Implementation of the SHiP muon background Generative Adversarial Network (GAN). The networks are based on those in the SHiP paper Fast simulation of muons produced at the SHiP experiment using Generative Adversarial Networks.
The Z values are calibrated to these lines being present in run_simScript.py
if fileType == 'tree':
# 2018 background production
primGen.SetTarget(ship_geo.target.z0+70.1225*u.m,0.)
else:
primGen.SetTarget(ship_geo.target.z0+50*u.m,0.)
-7084.5
Unfortunately the mast MuonBackGenerator.cxx is struggles if -n is not specified or if -n is larger than the number of muons in the file. A buffer event is added to the end of the ROOT file generated.

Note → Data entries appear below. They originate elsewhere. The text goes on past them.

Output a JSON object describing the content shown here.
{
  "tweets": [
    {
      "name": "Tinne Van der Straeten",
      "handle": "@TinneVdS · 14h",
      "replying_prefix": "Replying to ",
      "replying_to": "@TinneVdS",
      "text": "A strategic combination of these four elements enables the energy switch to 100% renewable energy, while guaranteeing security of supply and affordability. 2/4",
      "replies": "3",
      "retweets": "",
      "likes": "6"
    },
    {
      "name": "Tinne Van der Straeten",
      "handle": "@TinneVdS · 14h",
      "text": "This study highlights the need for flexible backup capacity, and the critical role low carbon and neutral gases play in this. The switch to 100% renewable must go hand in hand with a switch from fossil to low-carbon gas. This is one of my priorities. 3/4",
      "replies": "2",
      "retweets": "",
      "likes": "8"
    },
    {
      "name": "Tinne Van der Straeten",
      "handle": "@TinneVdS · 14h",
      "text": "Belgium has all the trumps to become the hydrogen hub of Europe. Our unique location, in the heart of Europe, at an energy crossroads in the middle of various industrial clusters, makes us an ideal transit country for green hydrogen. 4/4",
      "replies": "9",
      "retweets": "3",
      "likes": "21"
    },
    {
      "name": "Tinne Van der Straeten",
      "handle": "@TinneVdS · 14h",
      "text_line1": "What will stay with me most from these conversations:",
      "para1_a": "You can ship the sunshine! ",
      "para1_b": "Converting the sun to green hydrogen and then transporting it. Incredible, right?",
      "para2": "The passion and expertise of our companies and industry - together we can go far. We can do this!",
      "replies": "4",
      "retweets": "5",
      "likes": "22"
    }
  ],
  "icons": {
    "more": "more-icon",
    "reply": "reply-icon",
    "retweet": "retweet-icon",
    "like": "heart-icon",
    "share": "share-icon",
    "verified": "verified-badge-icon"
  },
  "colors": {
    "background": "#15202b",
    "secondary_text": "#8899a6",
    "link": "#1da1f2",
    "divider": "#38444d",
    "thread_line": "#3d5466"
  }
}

python $FAIRSHIP/macro/run_simScript.py --muShieldDesign 8 -f example.root --stepMuonShield --MuonBack --FastMuon -n 10 -g /eos/experiment/ship/data/magnet_geofiles/magnet_geo_to_test_oliver.root
Clone:
git clone https://github.com/alexmarshallbristol/muGAN.git
To run this code an installation of both Keras and uproot are required. (installed automatically with the package)
cd muGAN
and the run pip install -e .
. Depending on the version you are using, you might need to run pip3
.
First step is to import the library and initialise the muGAN class:
from SHiP_GAN_module import muGAN
muGAN = muGAN()
To generate physical distributions of muon kinemtics the following command can be used:
muon_kinematic_vectors = muGAN.generate(size=10000, tuned_aux=True)
The library also has a plotting function:
muGAN.plot_kinematics(data=muon_kinematic_vectors)
An example of the results obtained with this procedure are presented in Generated_kinematics.png.
The GANs in this library have conditional style architectures. The generator network has auxiliary inputs which correspond to physical properties of muons. To generate physical muon kinematic distributions these auxiliary inputs should be single tailed normal distributions with a scale of 1. However, to boost the generated output in a certain direction, these auxilary distributions can be widened. Here is and example where we ask for muons with large P_t values:
size = 10000
boosted_auxiliary_distribution = muGAN.generate_aux_tuned(size) # Start with tuned auxiliary distributions
boosted_auxiliary_distribution[:,2] *= 2
boosted_muon_kinematic_vectors = muGAN.generate_custom_aux(boosted_auxiliary_distribution)
Then to plot the results:
muGAN.plot_kinematics(data=boosted_muon_kinematic_vectors, filename='Generated_kinematics_BOOSTED_PT.png')
An example of the boosted distributions obtained with this procedure are presented in Generated_kinematics_BOOSTED_PT.png.
Enhanced distributions can also be generated based on a seed distribution. This seed distribution must be a distribution created from training data. For this to work the discriminator of the GAN predicts the auxiliary inputs of the seed distribution. These values are then subsequently fed into the generator network to produce samples. To obtain useful distributions the number of points fed in as the seed distribution must not be too small. Here is an example where we have just reused the generated sample from above, throwing away all the points with low P_t.
muon_kinematic_vectors_enhanced_example = muon_kinematic_vectors[np.where(np.add(muon_kinematic_vectors[:,4]**2,muon_kinematic_vectors[:,5]**2)>1.5)]
muon_kinematic_vectors_enchanced = muGAN.generate_enhanced(size=1000, seed_vectors=muon_kinematic_vectors_enhanced_example)
Then to plot the results, showing off some additional features of the plotting function:
muGAN.plot_kinematics(data=muon_kinematic_vectors_enchanced, bins=25, log=False, filename='Generated_kinematics_ENHANCED.png', normalize_colormaps=False)
An example of the results obtained with this procedure are presented in Generated_kinematics_ENHANCED.png.